I can’t stress enough that even though I don’t agree with some points in Tim’s post, I do think it’s a very valuable discussion to have and I appreciate and applaud any effort to start it up. However, my points of improvement would not focus on changing the IFC schema, but on making it more usable:
- Add a distinction between parts of the Schema that are valuable for the End User, and parts that are more on a system/developer level. That would cut down End User documentation with 70-80% thus making it more usable for everyday users.
- Could we all please stop with acting like this should be easy? It is not, and will never be, easy to digitally describe the complex reality of a complete building. Digitalization comes with a cost: it requires a different set of tools for people working with it. We, as an industry, need to start realizing that whilst we can take away the shovel and replace it with an excavator, this does imply you need a different set of skills to do your job. And that, even though you know how to operate that excavator, that might still mean that you have no knowledge of how the excavator itself works.

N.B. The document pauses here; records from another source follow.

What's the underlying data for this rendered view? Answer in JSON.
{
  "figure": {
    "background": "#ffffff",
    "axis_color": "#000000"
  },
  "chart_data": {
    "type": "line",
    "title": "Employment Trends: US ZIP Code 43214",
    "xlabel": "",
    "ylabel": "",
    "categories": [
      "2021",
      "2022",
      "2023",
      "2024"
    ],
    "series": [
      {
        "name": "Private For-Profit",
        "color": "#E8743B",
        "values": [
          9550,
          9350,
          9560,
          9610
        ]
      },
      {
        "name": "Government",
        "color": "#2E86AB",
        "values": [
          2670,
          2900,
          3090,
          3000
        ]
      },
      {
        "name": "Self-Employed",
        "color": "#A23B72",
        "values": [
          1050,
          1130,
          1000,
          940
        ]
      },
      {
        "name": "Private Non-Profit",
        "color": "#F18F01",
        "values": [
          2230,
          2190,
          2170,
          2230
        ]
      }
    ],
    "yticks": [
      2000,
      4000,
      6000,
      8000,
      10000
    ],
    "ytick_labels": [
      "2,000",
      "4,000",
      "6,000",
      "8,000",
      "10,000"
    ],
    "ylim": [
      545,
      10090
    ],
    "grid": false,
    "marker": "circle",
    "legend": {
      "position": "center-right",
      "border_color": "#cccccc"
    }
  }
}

- Don’t get the previous point wrong. I was once told “Ifc isn’t for Dummies, Ifc is for real professionals” when I had the audacity to ask buildingSMART people if there was an IFC for Dummies out there. And that response really pissed me off. Cause I was trying to learn and all I got was a low blow. Luckily, that sort of thing usually just makes me bite down like a crocodile in a bad temper, but still. It’s not what I’m trying to say. There’s a lot to be improved in documentation, workflows, schema, basically anything and everything regarding implementation of IFC. People that want to get a better understanding should be guided, praised and cherished. We need them. But in my humble opinion one simply cannot expect every BIM modeller to grasp the IFC data schema and work with that. We should be focussing on creating tools that use IFC in such a way that people don’t even really see they’re using IFC.

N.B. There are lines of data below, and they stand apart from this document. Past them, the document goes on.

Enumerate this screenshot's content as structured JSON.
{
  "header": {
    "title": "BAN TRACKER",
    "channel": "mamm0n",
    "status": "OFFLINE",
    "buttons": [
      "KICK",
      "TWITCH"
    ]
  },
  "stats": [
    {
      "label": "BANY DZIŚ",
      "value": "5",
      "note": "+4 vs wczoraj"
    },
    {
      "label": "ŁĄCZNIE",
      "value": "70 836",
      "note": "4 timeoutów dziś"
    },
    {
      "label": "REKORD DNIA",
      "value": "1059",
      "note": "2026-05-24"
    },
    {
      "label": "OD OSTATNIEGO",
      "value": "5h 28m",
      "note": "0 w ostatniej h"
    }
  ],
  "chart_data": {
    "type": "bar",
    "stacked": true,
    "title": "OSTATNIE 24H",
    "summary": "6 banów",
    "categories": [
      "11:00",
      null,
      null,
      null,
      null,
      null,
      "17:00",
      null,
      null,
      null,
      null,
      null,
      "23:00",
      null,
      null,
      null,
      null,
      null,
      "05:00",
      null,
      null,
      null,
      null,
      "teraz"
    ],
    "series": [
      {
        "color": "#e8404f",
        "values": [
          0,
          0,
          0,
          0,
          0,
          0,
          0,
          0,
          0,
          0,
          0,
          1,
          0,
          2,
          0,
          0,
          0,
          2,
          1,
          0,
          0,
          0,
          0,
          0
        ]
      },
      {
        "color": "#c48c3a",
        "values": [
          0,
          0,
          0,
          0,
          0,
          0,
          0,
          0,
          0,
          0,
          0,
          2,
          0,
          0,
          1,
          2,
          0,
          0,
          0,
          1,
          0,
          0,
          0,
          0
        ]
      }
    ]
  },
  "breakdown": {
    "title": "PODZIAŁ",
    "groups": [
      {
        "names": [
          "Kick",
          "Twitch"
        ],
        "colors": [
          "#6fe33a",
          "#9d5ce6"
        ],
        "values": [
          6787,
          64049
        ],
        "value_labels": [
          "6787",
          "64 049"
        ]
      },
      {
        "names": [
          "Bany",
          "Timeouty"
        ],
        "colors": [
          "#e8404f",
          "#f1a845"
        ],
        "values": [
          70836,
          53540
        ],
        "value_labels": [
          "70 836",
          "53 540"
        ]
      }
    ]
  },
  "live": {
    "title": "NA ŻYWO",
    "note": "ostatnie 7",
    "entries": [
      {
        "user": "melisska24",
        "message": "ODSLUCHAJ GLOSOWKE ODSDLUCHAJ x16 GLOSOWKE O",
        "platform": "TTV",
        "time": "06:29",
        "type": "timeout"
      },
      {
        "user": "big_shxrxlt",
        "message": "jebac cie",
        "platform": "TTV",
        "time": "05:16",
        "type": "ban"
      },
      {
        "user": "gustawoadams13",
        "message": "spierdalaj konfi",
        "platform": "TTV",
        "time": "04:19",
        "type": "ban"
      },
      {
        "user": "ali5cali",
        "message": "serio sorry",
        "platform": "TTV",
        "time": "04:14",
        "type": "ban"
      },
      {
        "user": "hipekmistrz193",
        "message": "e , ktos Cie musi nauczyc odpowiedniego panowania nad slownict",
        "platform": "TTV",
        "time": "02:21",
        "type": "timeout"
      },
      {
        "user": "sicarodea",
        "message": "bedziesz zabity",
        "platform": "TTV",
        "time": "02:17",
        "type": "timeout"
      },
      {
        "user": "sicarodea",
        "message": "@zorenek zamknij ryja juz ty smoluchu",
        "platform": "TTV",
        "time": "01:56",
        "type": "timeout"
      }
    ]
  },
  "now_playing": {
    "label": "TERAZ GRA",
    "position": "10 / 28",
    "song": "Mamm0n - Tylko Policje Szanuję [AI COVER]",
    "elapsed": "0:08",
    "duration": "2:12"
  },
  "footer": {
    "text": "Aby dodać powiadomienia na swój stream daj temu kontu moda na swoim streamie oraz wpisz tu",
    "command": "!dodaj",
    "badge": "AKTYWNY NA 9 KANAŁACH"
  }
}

- We should be looking at implementing IFC in different type of workflows. Regardless of discussing whether or not the EXPRESS format is the right one, what we should really be thinking about is whether FILES are the right way of storing that information. Filebased workflows fall short in many ways that are absolutely vital when looking at maintaining and operating a building:
- (IFC) Files do not store a history, do not support multiple “states of being”. Pretty annoying when you want to keep a digital building dossier.
- (IFC) Files cannot be accessed by multiple processes at once. And don’t bring the Google Docs example because that is not really a file. Also Worksharing / BIM360 does not count. You’re not really accessing the same file. You’re accessing multiple copies and keeping a list of things someone already touched.
- (IFC) Files cannot dynamically adopt their structure and way of presenting to the usecase. A BIM is set up in a way to best suit the modeller, like the architect or contractor. That setup is by definition not great for a building owner.
- (IFC) Files are an “all or nothing” type of workflow. You can’t just open the part you need, you’re stuck with tremendous overhead of information that is accidently in the same file as the stuff you need.
- (IFC) Files need a Tool. Whether it’s Revit, Archicad, Solibri, Navisworks, BIM360, or whatever tool you want to use: you have to use a Tool to get to your Data. They should be separate.
In the end, getting great IFC’s out of your authoring software is NOT the main goal. The main goal is getting your information into someone else’s workflow. With the littlest amount of hassle possible.